Uw afspraak met de gynaecoloog
Tijdens uw afspraak heeft een gesprek met de gynaecoloog. De gynaecoloog zal u een aantal vragen stellen en informatie geven over:
- Afwijkende uitstrijkjes
- De colposcopie
- De (eventuele) behandeling
- Het vervolgtraject
Aarzel niet om vragen te stellen.
Vervolgens onderzoekt de gynaecoloog uw baarmoederhals. Dit onderzoek heet een colposcopie.
Colposcopie
Tijdens de colposcopie kijkt de gynaecoloog met een microscoop naar uw baarmoederhals om eventuele afwijkingen op te sporen. U ligt in een gynaecologische stoel. De gynaecoloog brengt een spreider (ook wel eendenbek genoemd) in de vagina, net als bij het maken van een uitstrijkje.
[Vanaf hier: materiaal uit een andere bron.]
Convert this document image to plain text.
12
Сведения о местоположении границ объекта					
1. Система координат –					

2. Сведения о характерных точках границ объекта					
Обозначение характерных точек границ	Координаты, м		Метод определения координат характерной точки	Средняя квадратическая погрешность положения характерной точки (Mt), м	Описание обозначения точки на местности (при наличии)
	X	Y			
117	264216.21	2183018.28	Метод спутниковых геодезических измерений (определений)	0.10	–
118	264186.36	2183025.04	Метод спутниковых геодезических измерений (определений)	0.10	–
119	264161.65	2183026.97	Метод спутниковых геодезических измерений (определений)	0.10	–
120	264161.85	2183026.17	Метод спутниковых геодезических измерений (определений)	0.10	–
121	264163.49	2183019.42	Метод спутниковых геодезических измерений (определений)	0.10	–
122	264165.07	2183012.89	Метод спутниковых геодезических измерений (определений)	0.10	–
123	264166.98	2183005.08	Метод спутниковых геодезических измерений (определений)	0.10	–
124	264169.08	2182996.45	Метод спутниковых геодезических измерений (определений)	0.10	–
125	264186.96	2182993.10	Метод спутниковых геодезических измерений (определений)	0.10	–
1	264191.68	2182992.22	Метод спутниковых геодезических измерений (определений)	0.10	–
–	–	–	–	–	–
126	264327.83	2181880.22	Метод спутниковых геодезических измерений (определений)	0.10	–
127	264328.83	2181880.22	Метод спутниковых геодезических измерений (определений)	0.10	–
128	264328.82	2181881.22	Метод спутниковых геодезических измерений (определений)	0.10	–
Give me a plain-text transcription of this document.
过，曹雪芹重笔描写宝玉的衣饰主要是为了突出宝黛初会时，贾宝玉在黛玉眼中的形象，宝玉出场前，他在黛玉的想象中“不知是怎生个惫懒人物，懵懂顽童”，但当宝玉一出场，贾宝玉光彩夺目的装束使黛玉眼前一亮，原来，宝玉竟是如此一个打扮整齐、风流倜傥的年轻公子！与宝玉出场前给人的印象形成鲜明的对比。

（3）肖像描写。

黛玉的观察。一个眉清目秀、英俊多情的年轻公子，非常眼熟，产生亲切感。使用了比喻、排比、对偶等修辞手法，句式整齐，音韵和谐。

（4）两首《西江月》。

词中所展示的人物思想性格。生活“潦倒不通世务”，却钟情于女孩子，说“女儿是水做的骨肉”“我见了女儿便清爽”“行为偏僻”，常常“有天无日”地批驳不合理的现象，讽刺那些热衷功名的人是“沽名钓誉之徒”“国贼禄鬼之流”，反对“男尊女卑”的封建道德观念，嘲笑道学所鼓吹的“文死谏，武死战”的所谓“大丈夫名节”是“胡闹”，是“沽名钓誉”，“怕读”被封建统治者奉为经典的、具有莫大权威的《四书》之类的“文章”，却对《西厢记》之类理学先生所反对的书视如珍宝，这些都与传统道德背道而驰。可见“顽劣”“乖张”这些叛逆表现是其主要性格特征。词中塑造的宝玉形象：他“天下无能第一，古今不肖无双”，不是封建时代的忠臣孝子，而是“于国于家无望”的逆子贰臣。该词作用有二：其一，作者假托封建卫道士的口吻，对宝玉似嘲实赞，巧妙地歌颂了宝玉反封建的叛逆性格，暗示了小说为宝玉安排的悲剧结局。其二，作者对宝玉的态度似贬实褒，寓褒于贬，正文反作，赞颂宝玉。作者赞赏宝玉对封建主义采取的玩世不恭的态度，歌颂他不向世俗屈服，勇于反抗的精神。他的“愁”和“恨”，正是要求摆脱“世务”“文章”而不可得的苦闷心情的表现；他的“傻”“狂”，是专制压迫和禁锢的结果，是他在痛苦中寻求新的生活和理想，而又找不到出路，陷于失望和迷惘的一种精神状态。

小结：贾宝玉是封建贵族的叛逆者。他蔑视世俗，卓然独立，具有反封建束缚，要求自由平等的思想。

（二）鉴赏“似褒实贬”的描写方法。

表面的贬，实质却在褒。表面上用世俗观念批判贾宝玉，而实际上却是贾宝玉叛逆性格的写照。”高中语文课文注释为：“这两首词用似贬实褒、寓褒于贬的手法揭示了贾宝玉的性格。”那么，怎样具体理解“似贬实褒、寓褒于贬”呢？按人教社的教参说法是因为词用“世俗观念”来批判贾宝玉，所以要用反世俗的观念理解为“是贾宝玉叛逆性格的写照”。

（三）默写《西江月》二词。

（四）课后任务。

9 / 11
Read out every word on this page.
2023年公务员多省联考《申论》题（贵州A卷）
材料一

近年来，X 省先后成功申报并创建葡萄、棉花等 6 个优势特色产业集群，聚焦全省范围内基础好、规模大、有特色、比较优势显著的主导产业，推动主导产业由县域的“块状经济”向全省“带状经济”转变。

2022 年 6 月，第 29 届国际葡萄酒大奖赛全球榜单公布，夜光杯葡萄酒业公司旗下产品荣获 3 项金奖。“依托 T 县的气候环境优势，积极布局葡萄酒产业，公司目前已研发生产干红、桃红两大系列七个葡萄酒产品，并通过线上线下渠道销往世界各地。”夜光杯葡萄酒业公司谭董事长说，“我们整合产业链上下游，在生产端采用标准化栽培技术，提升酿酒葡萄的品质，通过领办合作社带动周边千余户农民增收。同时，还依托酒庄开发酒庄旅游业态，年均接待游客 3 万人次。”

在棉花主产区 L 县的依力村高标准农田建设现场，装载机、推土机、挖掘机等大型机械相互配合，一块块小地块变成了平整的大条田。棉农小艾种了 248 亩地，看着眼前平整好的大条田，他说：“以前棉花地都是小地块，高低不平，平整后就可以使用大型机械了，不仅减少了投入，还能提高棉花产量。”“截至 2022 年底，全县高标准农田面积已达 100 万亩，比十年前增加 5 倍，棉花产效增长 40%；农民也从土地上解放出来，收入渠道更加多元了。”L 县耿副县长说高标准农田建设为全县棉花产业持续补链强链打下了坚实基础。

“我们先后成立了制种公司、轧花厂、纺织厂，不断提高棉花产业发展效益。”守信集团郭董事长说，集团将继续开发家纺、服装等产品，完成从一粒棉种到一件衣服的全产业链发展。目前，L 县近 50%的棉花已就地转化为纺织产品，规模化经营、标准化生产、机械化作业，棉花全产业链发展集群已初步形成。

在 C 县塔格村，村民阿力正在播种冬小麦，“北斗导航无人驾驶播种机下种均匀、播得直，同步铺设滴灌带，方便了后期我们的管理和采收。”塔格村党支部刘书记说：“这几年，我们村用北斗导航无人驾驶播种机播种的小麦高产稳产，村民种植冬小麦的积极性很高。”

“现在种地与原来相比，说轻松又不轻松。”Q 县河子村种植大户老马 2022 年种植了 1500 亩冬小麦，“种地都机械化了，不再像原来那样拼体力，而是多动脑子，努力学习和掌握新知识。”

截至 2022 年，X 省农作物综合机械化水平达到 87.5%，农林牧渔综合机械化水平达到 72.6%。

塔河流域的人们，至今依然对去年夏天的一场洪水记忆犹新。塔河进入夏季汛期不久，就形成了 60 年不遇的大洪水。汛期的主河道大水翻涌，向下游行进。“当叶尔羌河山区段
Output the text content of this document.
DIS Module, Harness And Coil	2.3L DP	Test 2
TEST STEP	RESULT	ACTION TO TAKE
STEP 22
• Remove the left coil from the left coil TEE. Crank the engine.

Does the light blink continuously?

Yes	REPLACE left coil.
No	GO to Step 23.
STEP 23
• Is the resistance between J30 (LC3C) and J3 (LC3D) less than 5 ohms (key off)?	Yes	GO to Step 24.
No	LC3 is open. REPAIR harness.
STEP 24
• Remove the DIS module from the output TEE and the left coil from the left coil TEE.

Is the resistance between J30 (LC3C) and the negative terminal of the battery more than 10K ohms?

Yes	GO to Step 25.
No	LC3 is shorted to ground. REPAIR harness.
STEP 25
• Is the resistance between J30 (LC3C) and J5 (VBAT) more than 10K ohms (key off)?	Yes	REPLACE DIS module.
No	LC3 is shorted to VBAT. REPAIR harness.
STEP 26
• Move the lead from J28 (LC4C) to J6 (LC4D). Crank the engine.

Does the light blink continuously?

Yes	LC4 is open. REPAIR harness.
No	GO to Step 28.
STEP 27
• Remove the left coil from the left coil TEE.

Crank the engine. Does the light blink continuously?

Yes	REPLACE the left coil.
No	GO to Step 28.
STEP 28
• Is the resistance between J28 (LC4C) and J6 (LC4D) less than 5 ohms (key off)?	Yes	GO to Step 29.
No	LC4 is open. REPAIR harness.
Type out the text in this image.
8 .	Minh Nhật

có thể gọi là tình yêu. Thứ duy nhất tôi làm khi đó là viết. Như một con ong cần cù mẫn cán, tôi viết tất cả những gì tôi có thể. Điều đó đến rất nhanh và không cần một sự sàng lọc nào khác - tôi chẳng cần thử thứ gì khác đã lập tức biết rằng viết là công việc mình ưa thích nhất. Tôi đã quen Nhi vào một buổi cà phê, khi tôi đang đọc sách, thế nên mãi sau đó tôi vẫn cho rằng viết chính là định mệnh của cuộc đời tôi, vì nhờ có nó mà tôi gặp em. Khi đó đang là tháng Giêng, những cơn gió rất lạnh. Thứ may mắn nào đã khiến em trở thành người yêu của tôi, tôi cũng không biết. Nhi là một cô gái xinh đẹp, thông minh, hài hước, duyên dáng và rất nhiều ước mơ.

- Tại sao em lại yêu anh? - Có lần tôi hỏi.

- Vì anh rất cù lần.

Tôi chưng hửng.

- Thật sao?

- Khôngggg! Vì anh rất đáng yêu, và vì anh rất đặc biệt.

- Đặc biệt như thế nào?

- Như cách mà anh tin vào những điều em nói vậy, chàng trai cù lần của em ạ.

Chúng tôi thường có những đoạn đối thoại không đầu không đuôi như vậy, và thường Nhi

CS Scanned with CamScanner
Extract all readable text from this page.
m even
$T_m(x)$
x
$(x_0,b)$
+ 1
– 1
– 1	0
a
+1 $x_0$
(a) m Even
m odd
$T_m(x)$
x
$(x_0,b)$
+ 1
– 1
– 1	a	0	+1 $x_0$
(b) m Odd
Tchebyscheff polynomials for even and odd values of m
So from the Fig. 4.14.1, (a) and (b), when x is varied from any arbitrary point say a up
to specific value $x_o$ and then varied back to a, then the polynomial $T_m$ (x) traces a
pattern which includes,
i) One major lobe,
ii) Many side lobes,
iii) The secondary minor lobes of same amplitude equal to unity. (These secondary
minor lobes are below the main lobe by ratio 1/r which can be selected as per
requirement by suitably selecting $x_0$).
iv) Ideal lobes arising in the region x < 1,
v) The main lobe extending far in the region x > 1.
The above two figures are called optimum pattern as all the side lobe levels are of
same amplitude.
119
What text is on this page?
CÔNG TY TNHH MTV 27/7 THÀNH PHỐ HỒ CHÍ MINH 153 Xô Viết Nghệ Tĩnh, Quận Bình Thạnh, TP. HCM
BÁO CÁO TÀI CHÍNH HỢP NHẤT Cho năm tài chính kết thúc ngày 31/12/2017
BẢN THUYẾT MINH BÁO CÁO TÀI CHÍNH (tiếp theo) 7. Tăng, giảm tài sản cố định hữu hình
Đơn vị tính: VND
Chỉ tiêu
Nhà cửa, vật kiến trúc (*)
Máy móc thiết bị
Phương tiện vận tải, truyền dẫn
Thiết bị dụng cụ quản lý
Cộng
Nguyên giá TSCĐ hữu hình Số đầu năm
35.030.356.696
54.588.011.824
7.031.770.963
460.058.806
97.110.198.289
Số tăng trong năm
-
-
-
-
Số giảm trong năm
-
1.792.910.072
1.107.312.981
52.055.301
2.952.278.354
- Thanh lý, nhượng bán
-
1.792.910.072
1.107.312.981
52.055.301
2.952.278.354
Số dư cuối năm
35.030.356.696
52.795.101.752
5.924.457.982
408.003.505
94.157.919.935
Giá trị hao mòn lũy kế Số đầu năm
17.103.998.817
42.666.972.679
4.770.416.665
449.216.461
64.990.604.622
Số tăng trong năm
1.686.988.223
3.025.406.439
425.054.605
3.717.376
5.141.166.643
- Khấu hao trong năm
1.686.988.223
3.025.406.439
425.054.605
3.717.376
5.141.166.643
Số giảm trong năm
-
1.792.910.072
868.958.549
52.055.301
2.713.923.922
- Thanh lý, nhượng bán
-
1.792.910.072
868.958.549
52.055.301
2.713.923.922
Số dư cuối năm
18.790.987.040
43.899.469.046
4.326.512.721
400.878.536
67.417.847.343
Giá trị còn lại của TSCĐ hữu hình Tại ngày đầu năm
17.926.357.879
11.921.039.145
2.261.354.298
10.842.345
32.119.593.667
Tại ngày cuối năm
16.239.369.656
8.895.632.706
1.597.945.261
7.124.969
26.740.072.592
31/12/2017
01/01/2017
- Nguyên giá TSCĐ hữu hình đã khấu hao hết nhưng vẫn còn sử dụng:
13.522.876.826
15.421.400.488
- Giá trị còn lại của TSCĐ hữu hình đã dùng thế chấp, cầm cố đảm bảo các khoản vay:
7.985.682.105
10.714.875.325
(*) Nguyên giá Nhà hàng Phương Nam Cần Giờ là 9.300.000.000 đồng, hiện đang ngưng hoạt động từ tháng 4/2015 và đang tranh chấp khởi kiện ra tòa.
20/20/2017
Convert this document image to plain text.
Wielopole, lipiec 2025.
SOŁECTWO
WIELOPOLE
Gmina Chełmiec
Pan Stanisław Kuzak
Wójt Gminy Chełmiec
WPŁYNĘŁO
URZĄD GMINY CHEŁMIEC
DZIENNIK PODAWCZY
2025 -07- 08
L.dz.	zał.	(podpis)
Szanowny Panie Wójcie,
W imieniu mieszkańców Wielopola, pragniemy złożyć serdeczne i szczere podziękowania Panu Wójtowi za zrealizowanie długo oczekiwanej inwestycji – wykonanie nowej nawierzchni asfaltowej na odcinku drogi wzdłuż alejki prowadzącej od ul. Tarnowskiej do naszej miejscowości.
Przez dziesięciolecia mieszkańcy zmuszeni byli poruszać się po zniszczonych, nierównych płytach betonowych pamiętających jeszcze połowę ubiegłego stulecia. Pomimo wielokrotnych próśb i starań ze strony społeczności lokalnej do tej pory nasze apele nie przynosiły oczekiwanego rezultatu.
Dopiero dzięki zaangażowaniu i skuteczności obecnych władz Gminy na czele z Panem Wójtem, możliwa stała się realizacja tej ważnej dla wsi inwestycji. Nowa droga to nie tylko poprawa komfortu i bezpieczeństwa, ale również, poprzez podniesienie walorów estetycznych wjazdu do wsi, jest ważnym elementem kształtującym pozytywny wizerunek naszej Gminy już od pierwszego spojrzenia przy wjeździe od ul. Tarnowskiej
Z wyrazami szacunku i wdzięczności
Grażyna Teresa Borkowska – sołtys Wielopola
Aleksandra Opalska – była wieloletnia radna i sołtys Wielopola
Dit kan een onplezierig gevoel geven.
Voor de ingang van de vagina plaatst de gynaecoloog een microscoop met fel licht. Dit is de colposcoop. De gynaecoloog kan zo goed naar de baarmoederhals en de vagina kijken. Om meer details te kunnen zien, brengt de gynaecoloog één of meerdere kleurstoffen op de baarmoederhals aan:
- De ene kleurstof is azijnzuur, dit kunt u soms wat ruiken. Sommige vrouwen voelen de vloeistof wat prikken.
- De andere kleurstof is lugol. Een geurloze bruine kleurstof die jodium bevat. Bent u allergisch voor jodium? Laat het uw gynaecoloog weten.
Ziet u erg tegen het onderzoek op? Vertel het uw gynaecoloog. Soms kunt u zelf meekijken op een scherm. U kunt ook iemand meenemen naar het onderzoek.
Na het onderzoek bespreekt de gynaecoloog samen met u of het nodig is om:
- af te wachten;
- biopten te nemen;
- u te behandelen.
Hieronder volgt uitleg over de verschillende opties.
Afwachten
Als de gynaecoloog geen verdachte plekjes ziet, is een biopsie of een behandeling niet nodig. U zult wel onder controle blijven. Informatie hierover kunt u verderop lezen onder ‘Het vervolgtraject’.
Biopten
Ziet de gynaecoloog een afwijking? Dan neemt de gynaecoloog met een klein tangetje een of meerdere stukjes weefsel uit het afwijkende gebied. Dat kan even pijn doen. U voelt minder pijn als u hoest tijdens het afnemen van het biopt.
Door het biopt ontstaat een klein wondje dat kan bloeden. Soms stipt de gynaecoloog het wondje aan met zilvernitraat om het bloeden te verminderen. U voelt dan wat lichte krampen onder in de buik. Meestal is de bloeding heel licht. Het gebruik van een maandverband is vaak voldoende. Blijft het wondje daarna nog bloeden? Dan kan de gynaecoloog een tampon in de schede brengen die oplost of er spontaan uitvalt.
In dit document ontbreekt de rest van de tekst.